Um folheamento
do “Almanaque Boa Nova 2013” levou-me
à releitura dum texto de Lia Diskin, jornalista e filósofa, que, no Festival Mundial
da Paz de 2006, relatou o caso dum antropólogo que, ao terminar o estudo dos
costumes da tribo Ubuntu, em África, tendo de esperar pelo transporte para o aeroporto,
fez este jogo com as crianças que estavam no largo:
Colocou um
pacote de doces debaixo da sombra duma árvore; chamou as crianças e acertou com
elas que se deveriam pôr a uma certa distância do lugar que ele indicasse;
depois, à palavra de ordem “Já!”, todas deveriam correr para o pacote dos doces
para o alcançarem. As crianças, a postos no sítio indicado, esperaram a ordem
de partida, após a qual, correram de mãos dadas para o pacote de doces. E, como
chegaram todas ao mesmo tempo, pegaram no objeto da corrida e distribuíram entre
si os doces, que deglutiram em ambiente de franca alegria.
O propositor
do jogo questionou porque tinham ido em conjunto quando um só poderia ter
arrebatado para si todos os doces. E a resposta foi pronta e clara: “Ubuntu, senhor! Cada um de nós não podia
ficar feliz se todos os outros ficassem tristes.”.
Com isto
o antropólogo ficou desconcertado, pois andara meses a estudar a tribo e não
percebera a essência daquele povo cujo devir assenta, não na competitividade ou
concorrência, por vezes desleal, mas na cooperação solidária. Com efeito, numa tradução
para português, segundo uns, ubuntu significa “humanidade para com os outros” e, segundo outros, “eu sou porque nós somos”. São expressões,
no fundo equipolentes. Aliás, nós temo-las parecidas: “um por todos e todos por um” e o lema benfiquista “e pluribus unum”. Não sei se as levamos
a sério numa sociedade fortemente discriminatória, ainda com laivos de
xenofobia, racismo e homofobia, não confessados obviamente, em que a ideia é a
do “salve-se quem puder” na guerra
dos negócios, na avaliação do desempenho, no ingresso no ensino superior, na
progressão académica, no processo de evolução profissional, no mérito
desportivo, na promoção militar.
Ora,
segundo os estudiosos é da essência da filosofia ubuntu, que releva o papel das
alianças e do relacionamento das pessoas umas com as outras, a conceção duma sociedade
assente nos pilares do respeito e da solidariedade. Por isso, as pessoas
com ubuntu sentem-se afetadas face à diminuição, humilhação e opressão dos seus
semelhantes, sabendo que o mundo não é uma ilha nem composto de ilhas isoladas
umas das outras. Elas têm consciência de que são humanas e de que a natureza
humana postula respeito, compaixão, empatia e partilha.
Dirk
Louw, doutor em Filosofia Africana pela Universidade de Stellenbosch, na
África do Sul, e membro-fundador da South African Philosopher Consultants
Association, refere que não se conhece a origem exata da palavra “ubuntu”.

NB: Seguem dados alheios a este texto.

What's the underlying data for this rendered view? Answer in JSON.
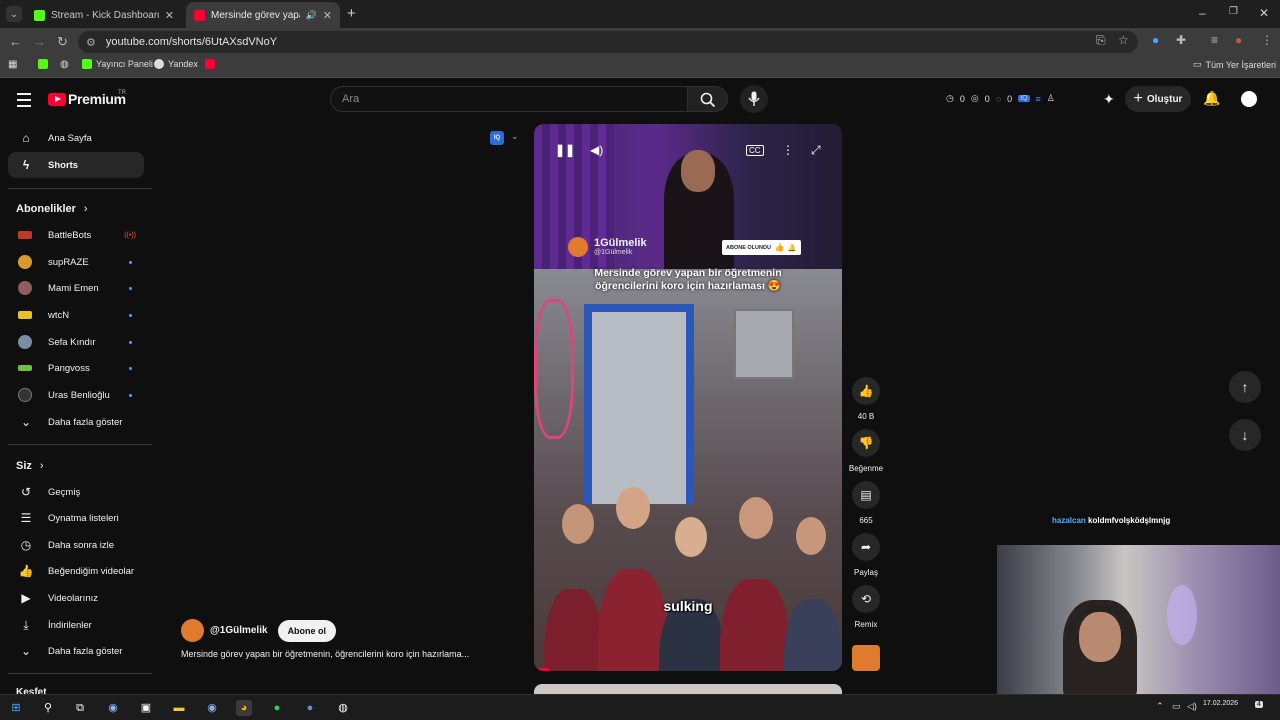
{
  "browser": {
    "tabs": [
      {
        "title": "Stream - Kick Dashboard",
        "active": false
      },
      {
        "title": "Mersinde görev yapan bir ö",
        "active": true
      }
    ],
    "url": "youtube.com/shorts/6UtAXsdVNoY",
    "bookmarks": [
      "Yayıncı Paneli",
      "Yandex"
    ],
    "all_bookmarks": "Tüm Yer İşaretleri"
  },
  "header": {
    "logo": "Premium",
    "region": "TR",
    "search_placeholder": "Ara",
    "counters": [
      "0",
      "0",
      "0"
    ],
    "create_label": "Oluştur"
  },
  "sidebar": {
    "main": [
      {
        "label": "Ana Sayfa",
        "icon": "home-icon"
      },
      {
        "label": "Shorts",
        "icon": "shorts-icon",
        "active": true
      }
    ],
    "subscriptions_title": "Abonelikler",
    "subscriptions": [
      {
        "label": "BattleBots",
        "status": "live",
        "color": "#c0392b"
      },
      {
        "label": "supRAZE",
        "status": "dot",
        "color": "#d89b2a"
      },
      {
        "label": "Mami Emen",
        "status": "dot",
        "color": "#8e5d5d"
      },
      {
        "label": "wtcN",
        "status": "dot",
        "color": "#e6c228"
      },
      {
        "label": "Sefa Kındır",
        "status": "dot",
        "color": "#7b8ca3"
      },
      {
        "label": "Pangvoss",
        "status": "dot",
        "color": "#6fbf3a"
      },
      {
        "label": "Uras Benlioğlu",
        "status": "dot",
        "color": "#333333"
      }
    ],
    "show_more_1": "Daha fazla göster",
    "you_title": "Siz",
    "you": [
      {
        "label": "Geçmiş",
        "icon": "history-icon"
      },
      {
        "label": "Oynatma listeleri",
        "icon": "playlists-icon"
      },
      {
        "label": "Daha sonra izle",
        "icon": "watch-later-icon"
      },
      {
        "label": "Beğendiğim videolar",
        "icon": "liked-videos-icon"
      },
      {
        "label": "Videolarınız",
        "icon": "your-videos-icon"
      },
      {
        "label": "İndirilenler",
        "icon": "downloads-icon"
      }
    ],
    "show_more_2": "Daha fazla göster",
    "explore_title": "Keşfet"
  },
  "short": {
    "channel_name": "1Gülmelik",
    "channel_handle": "@1Gülmelik",
    "subscribed_overlay": "ABONE OLUNDU",
    "caption_line1": "Mersinde görev yapan bir öğretmenin",
    "caption_line2": "öğrencilerini koro için hazırlaması 😍",
    "subtitle": "sulking",
    "progress": 0.05
  },
  "actions": {
    "like_count": "40 B",
    "dislike_label": "Beğenme",
    "comment_count": "665",
    "share_label": "Paylaş",
    "remix_label": "Remix"
  },
  "below": {
    "channel": "@1Gülmelik",
    "subscribe_label": "Abone ol",
    "description": "Mersinde görev yapan bir öğretmenin, öğrencilerini koro için hazırlama..."
  },
  "chat": {
    "user": "hazalcan",
    "message": "koldmfvolşködşlmnjg"
  },
  "taskbar": {
    "date": "17.02.2026",
    "notifications": "4"
  },
  "colors": {
    "brand": "#ff0033",
    "background": "#0f0f0f",
    "accent": "#3ea6ff"
  }
}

Os estudiosos têm-na como expressão duma ética que vem de tempos perdidos na
memória dos povos por força das brumas do tempo; e alguns apontam o Egito
Antigo – enquanto parte dum complexo de civilizações de que faziam parte as regiões
ao sul do Egito, nomeadamente o Sudão, a Eritreia, a Etiópia e a
Somália – como o local de origem do ubuntu como ética profundamente humana e humanista.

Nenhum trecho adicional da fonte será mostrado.